Background information
- Born: Jonathan Daniel Donahue May 6, 1966 (age 60) Kingston, New York, United States
- Genres: Alternative rock; indie rock; chamber pop; neo-psychedelia;
- Occupations: Musician, Songwriter
- Instruments: Vocals; guitar;
- Years active: Late 1980s–present

= Jonathan Donahue =

American musician (born 1966)

Jonathan Daniel Donahue (born May 6, 1966) is an American rock musician. He is best known as the frontman and a founding member of Mercury Rev, with whom he has released nine studio albums since 1991. He is also a former member of The Flaming Lips and recorded two albums with the group in the early 1990s.

==Career==
Donahue helped form Mercury Rev, along with vocalist/guitarist David Baker, bassist Dave Fridmann, guitarist and clarinetist Grasshopper (born Sean Mackowiak), rooster-tail bass flutist Suzanne Thorpe, and drummer Jimy Chambers, in the late 1980s as a source to create soundtracks to the members' personal student films. The members were further encouraged to explore their talents by their mentor, minimalist composer and multimedia artist Tony Conrad.

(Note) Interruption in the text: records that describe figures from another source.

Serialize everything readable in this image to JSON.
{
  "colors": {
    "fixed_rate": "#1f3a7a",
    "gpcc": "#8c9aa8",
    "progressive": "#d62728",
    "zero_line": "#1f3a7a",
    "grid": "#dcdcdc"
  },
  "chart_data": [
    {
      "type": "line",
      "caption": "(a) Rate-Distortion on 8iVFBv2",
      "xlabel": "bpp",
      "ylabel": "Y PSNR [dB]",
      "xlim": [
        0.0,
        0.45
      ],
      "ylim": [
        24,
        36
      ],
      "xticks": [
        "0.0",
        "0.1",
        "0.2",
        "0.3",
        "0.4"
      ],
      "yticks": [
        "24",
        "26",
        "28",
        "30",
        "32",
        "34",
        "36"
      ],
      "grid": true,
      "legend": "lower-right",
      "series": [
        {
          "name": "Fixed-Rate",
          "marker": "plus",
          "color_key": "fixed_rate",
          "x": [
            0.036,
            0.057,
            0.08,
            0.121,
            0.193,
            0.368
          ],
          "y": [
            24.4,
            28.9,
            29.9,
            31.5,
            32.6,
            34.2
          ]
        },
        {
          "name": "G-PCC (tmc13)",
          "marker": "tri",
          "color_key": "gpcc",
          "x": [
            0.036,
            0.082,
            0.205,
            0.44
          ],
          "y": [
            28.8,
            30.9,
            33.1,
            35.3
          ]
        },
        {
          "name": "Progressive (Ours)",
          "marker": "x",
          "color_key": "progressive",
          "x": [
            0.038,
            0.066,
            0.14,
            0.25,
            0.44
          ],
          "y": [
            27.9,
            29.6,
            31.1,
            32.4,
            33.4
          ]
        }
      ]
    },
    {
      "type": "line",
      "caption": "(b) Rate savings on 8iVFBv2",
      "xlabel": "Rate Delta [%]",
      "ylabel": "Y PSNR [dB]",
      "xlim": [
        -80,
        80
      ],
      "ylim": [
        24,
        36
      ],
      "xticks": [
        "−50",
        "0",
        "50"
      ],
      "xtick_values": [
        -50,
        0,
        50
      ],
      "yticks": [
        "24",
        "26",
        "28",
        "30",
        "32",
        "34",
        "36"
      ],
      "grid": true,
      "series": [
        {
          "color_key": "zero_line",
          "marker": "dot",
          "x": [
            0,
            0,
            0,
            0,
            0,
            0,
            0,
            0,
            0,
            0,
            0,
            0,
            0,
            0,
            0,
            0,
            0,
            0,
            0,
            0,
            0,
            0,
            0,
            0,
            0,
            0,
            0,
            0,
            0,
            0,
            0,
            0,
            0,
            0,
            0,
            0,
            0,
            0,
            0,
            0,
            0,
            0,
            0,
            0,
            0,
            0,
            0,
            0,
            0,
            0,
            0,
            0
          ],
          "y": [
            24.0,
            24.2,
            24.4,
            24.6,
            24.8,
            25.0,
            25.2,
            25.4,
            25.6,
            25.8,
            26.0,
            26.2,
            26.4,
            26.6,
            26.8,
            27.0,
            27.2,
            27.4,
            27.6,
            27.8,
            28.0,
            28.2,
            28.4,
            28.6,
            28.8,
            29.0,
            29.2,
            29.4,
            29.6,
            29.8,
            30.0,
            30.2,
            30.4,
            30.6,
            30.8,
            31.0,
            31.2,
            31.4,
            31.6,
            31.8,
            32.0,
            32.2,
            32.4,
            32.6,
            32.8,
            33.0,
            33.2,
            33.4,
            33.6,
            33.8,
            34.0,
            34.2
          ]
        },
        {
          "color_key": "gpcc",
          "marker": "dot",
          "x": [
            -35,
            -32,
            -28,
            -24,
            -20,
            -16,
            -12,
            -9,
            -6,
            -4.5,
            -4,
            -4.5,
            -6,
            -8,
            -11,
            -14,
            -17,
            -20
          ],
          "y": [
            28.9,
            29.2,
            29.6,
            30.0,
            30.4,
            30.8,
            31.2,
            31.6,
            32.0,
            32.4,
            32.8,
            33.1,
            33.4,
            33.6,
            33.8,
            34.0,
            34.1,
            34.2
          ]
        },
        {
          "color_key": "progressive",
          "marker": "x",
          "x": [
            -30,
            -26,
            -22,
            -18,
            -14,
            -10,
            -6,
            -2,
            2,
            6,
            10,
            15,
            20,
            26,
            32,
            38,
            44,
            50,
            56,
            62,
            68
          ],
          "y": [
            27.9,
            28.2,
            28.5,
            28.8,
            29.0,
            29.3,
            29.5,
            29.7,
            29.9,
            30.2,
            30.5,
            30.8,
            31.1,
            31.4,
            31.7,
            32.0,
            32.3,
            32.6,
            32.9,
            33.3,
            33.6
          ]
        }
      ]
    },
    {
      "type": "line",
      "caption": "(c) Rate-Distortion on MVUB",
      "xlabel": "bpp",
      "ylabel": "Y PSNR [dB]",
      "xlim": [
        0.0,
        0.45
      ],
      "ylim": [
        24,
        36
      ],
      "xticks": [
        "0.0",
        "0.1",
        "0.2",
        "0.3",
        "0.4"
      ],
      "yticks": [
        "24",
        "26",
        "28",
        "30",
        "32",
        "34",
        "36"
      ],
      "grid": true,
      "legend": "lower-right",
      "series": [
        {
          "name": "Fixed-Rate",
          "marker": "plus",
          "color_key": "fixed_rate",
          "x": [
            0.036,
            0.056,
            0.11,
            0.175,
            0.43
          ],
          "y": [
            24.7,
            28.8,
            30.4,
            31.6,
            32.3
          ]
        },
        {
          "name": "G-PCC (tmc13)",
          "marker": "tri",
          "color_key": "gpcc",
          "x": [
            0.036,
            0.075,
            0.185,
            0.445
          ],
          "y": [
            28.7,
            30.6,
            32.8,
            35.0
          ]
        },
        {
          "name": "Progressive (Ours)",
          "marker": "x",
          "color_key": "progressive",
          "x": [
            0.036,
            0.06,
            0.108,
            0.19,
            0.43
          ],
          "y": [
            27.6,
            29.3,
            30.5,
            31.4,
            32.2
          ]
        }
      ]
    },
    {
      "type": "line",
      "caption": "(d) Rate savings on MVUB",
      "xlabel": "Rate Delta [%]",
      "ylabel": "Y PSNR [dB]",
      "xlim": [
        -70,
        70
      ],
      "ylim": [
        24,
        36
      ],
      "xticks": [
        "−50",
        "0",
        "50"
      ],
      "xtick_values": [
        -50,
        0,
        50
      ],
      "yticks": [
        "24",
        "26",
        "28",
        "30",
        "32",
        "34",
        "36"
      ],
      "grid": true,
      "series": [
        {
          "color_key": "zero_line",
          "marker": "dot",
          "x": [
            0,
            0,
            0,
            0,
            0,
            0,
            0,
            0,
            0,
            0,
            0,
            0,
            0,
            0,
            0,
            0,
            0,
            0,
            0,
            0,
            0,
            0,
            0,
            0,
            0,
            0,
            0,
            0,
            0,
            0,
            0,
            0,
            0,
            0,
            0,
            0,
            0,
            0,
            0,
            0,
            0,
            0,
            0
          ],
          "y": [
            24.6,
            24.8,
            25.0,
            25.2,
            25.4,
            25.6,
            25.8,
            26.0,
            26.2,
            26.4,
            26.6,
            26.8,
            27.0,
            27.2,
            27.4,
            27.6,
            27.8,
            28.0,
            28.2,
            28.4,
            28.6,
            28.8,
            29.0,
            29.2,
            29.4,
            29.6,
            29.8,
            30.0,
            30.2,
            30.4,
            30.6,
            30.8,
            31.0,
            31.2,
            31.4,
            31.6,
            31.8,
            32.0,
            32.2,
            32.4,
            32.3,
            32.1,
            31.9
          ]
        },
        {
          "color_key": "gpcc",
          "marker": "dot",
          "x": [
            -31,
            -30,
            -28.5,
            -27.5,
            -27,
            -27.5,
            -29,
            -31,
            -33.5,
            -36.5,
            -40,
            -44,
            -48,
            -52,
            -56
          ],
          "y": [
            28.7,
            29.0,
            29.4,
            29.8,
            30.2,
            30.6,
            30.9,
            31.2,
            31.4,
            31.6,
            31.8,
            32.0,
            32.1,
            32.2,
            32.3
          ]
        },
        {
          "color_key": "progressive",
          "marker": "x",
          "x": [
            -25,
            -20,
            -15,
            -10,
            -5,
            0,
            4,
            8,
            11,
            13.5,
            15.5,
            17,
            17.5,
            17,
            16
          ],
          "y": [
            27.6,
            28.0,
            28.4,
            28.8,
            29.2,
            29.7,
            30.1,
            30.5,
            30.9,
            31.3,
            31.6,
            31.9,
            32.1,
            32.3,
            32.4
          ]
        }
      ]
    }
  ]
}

Donahue also doubled as a concert promoter in Buffalo. After billing the Butthole Surfers and their opening act The Flaming Lips, Donahue joined The Flaming Lips around 1989/1990 as their guitar technician. He later joined the band as the full-time lead guitarist and played on the albums In a Priest Driven Ambulance and Hit to Death in the Future Head.

After being a member of The Flaming Lips for approximately two years, Donahue and The Flaming Lips frontman Wayne Coyne began to disagree over creative issues. Donahue left the band shortly after recording Hit to Death in the Future Head and was replaced by Oklahoma City guitarist Ronald Jones.

After leaving The Flaming Lips, Donahue returned to Buffalo and focused his time on reforming Mercury Rev. Donahue was credited as having played the clarinet line for The Chemical Brothers' 1997 cult hit "The Private Psychedelic Reel", which has been the on and off closing song to their shows ever since. The clarinet part was actually played by former Mercury Rev reed player, Mark Marinoff.

==Personal life==

Donahue was born in Kingston, New York.